Friday, January 11, 2013

Trapped in a Reference Frame

"It concerned some boy whose farm or cottage stood on such a slope, and who went on his travels to find something, such as the effigy and grave of some giant; and when he was far enough from home he looked back and saw that his own farm and kitchen garden, shining flat on the hillside like the colours and quarterings of a shield, were but parts of some such gigantic figure on which he had always lived, but which was too large and too close to be seen." -G.K. Chesterton

Humans have ever aspired to be birds. From the time of Icarus all the way to today's inane wingsuit jumpers, mankind has wanted to soar over mountains and treetops, preferably in slow motion and to epic music, because slow motion and epic music make things all the more awesome. But why? Why did DaVinci and the Wright brothers and all those comic book authors dream of human flight? Perhaps it was because they were all sick and tired of living in two dimensions, of only being able to venture into the third by falling off a cliff or being shot out of a cannon. Perhaps mankind was sick of its reference frame; weary of seeing ground beneath its feet and all things from the same lousy perspective.
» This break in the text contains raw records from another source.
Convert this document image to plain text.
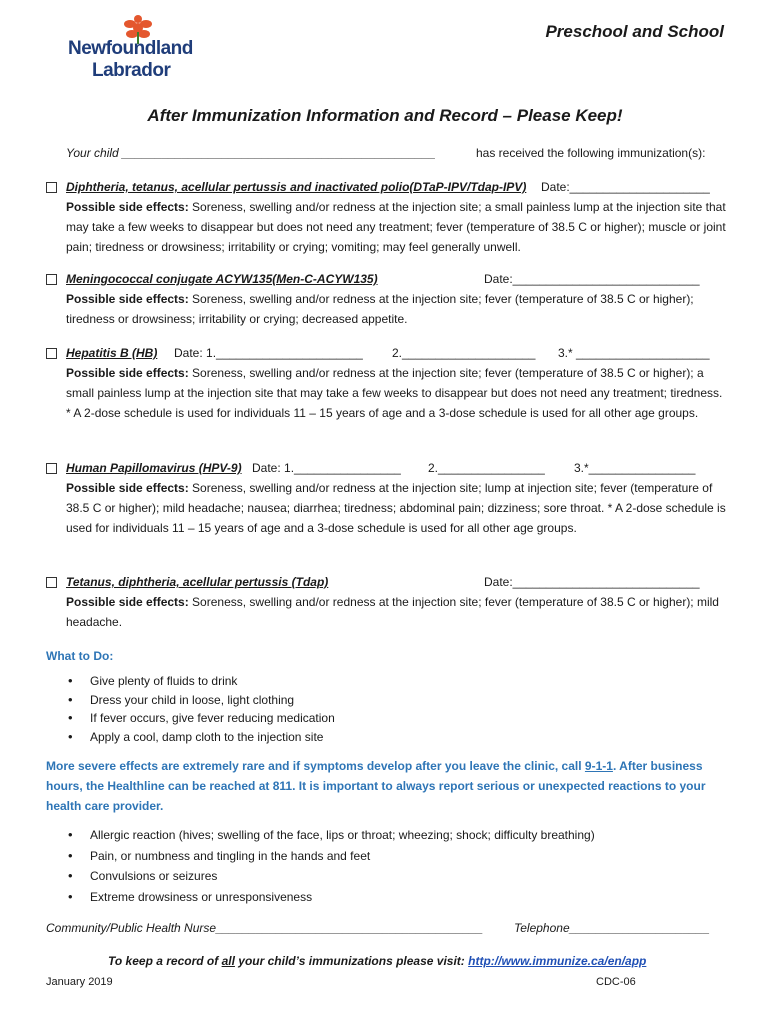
Newfoundland
Labrador
Preschool and School
After Immunization Information and Record – Please Keep!
Your child _______________________________________________	has received the following immunization(s):
Diphtheria, tetanus, acellular pertussis and inactivated polio(DTaP-IPV/Tdap-IPV) Date:_____________________
Possible side effects: Soreness, swelling and/or redness at the injection site; a small painless lump at the injection site that may take a few weeks to disappear but does not need any treatment; fever (temperature of 38.5 C or higher); muscle or joint pain; tiredness or drowsiness; irritability or crying; vomiting; may feel generally unwell.
Meningococcal conjugate ACYW135(Men-C-ACYW135)	Date:____________________________
Possible side effects: Soreness, swelling and/or redness at the injection site; fever (temperature of 38.5 C or higher); tiredness or drowsiness; irritability or crying; decreased appetite.
Hepatitis B (HB) Date: 1.______________________ 2.____________________ 3.* ____________________
Possible side effects: Soreness, swelling and/or redness at the injection site; fever (temperature of 38.5 C or higher); a small painless lump at the injection site that may take a few weeks to disappear but does not need any treatment; tiredness. * A 2-dose schedule is used for individuals 11 – 15 years of age and a 3-dose schedule is used for all other age groups.
Human Papillomavirus (HPV-9) Date: 1.________________ 2.________________ 3.*________________
Possible side effects: Soreness, swelling and/or redness at the injection site; lump at injection site; fever (temperature of 38.5 C or higher); mild headache; nausea; diarrhea; tiredness; abdominal pain; dizziness; sore throat. * A 2-dose schedule is used for individuals 11 – 15 years of age and a 3-dose schedule is used for all other age groups.
Tetanus, diphtheria, acellular pertussis (Tdap)	Date:____________________________
Possible side effects: Soreness, swelling and/or redness at the injection site; fever (temperature of 38.5 C or higher); mild headache.
What to Do:
• Give plenty of fluids to drink
• Dress your child in loose, light clothing
• If fever occurs, give fever reducing medication
• Apply a cool, damp cloth to the injection site
More severe effects are extremely rare and if symptoms develop after you leave the clinic, call 9-1-1. After business hours, the Healthline can be reached at 811. It is important to always report serious or unexpected reactions to your health care provider.
• Allergic reaction (hives; swelling of the face, lips or throat; wheezing; shock; difficulty breathing)
• Pain, or numbness and tingling in the hands and feet
• Convulsions or seizures
• Extreme drowsiness or unresponsiveness
Community/Public Health Nurse________________________________________	Telephone_____________________
To keep a record of all your child’s immunizations please visit: http://www.immunize.ca/en/app
January 2019	CDC-06
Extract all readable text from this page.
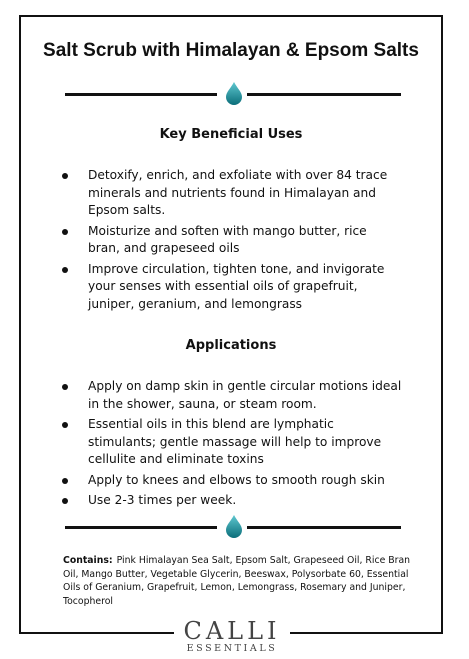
Salt Scrub with Himalayan & Epsom Salts
Key Beneficial Uses
Detoxify, enrich, and exfoliate with over 84 trace minerals and nutrients found in Himalayan and Epsom salts.
Moisturize and soften with mango butter, rice bran, and grapeseed oils
Improve circulation, tighten tone, and invigorate your senses with essential oils of grapefruit, juniper, geranium, and lemongrass
Applications
Apply on damp skin in gentle circular motions ideal in the shower, sauna, or steam room.
Essential oils in this blend are lymphatic stimulants; gentle massage will help to improve cellulite and eliminate toxins
Apply to knees and elbows to smooth rough skin
Use 2-3 times per week.
Contains: Pink Himalayan Sea Salt, Epsom Salt, Grapeseed Oil, Rice Bran Oil, Mango Butter, Vegetable Glycerin, Beeswax, Polysorbate 60, Essential Oils of Geranium, Grapefruit, Lemon, Lemongrass, Rosemary and Juniper, Tocopherol
CALLI
ESSENTIALS
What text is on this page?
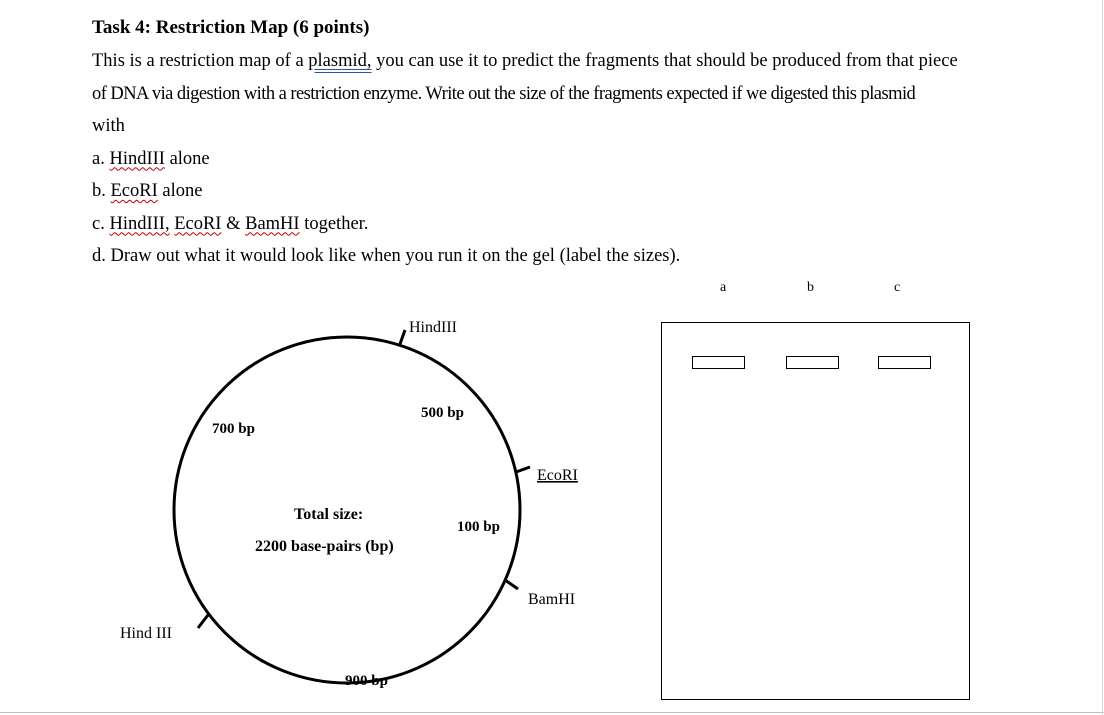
Task 4: Restriction Map (6 points)

This is a restriction map of a plasmid, you can use it to predict the fragments that should be produced from that piece

of DNA via digestion with a restriction enzyme. Write out the size of the fragments expected if we digested this plasmid

with

a. HindIII alone

b. EcoRI alone

c. HindIII, EcoRI & BamHI together.

d. Draw out what it would look like when you run it on the gel (label the sizes).

HindIII
EcoRI
BamHI
Hind III
700 bp
500 bp
100 bp
900 bp
Total size:
2200 base-pairs (bp)
a	b	c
Mankind strove to reach outer space not just to explore the stars, but so that it could look back at planet earth; so that it could defy its reference frame and see the globe from a distance. Distance gives perspective. This is why model train layouts, like architectural models and those miniature scale sailboats are so enduringly appealing. They allow the viewer to escape his reference frame and view the trains and buildings and boats from a greater "distance." This is likely why Legos are so appealing to me. They have the potential to recreate life in a different reference frame, one where the ground needn't necessarily be beneath our feet. Indeed, extreme distance gives perspective, and extreme closeness gives wonder. I've often wondered what it might be like to swim around inside of a plant cell, or be like Calvin, imagining himself as a bug in Bill Watterson's Calvin and Hobbes. One can escape the bars of our reference frame by gaining distance or by imagining, like Chesterton's traveller, that we have always been living on top of an enormous giant. Our appreciation for the commonplace will inevitably grow as we see the commonplace from a different perspective.